Red Wine 101 - Merlot

Red Wine 101

Merlot gets a bad rap, and many people don’t know why. They simply do not drink Merlot because it has become unpopular to do so. However, a good Merlot can beat out an average Cabernet or Pinot noir anytime. Most Merlots have notes of blueberry, cherry, plums and chocolate. They also tend to be less tannic than most red wines.

In France, Merlot, like Cabernet, is often used as a blending grape. In Bordeaux, it is the dominant grape in wine produced from the right bank of the Gironde River, in areas such as Pomerol and St. Emillion. There is more Merlot planted in France than any other grape, and it is often added to wines to enhance the qualities of richness and lushness.
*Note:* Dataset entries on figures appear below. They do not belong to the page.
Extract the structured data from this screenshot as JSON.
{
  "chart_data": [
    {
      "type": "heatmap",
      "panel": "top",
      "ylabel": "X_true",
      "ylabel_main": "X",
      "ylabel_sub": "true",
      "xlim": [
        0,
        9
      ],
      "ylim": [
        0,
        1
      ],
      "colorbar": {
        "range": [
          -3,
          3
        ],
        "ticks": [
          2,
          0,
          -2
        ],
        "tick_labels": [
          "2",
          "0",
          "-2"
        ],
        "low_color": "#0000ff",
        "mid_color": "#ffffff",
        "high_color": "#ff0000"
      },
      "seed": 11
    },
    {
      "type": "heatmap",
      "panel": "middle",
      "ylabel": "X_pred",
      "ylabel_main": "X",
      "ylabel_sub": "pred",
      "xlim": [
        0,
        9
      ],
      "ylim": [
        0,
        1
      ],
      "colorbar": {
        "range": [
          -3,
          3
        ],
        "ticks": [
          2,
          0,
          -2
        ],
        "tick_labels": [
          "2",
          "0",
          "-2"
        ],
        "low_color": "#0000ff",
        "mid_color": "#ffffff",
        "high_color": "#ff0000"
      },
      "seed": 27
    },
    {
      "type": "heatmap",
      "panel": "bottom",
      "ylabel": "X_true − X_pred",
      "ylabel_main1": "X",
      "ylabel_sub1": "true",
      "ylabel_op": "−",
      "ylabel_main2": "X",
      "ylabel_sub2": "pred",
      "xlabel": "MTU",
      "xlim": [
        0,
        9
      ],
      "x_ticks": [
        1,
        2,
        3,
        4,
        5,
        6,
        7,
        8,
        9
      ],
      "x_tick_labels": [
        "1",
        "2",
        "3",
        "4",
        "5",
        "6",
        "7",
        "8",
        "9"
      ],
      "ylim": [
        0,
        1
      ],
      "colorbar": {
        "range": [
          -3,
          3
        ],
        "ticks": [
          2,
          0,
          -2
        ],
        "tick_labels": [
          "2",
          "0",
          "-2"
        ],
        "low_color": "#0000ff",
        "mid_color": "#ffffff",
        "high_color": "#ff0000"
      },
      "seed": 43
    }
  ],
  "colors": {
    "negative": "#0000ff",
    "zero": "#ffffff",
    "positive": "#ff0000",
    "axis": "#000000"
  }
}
In Italy, Merlot is planted in the Friuli wine region where it is made either as straight Merlot or blended with Cabernet Sauvignon. In Tuscany, it is often blended with Sangiovese for the same reasons it is added to French blends.

Merlot from California is normally grown in Napa, Monterey and Sonoma County. Napa Merlots tend to have notes of ripe blackberry and black raspberry. In the cooler climate of Sonoma, they are more likely to display notes of plum, tea leaf and black cherry.

Washington State, with its cooler climate, produces beautiful Merlots. A typical Washington Merlot is medium to full-bodied and well balanced. They tend to be smooth, to the point of creamy, and have nuances of blackberry, black plum, some smoke, chocolate, and vanilla. These wines have the chocolate covered cherry flavor that epitomizes Merlot.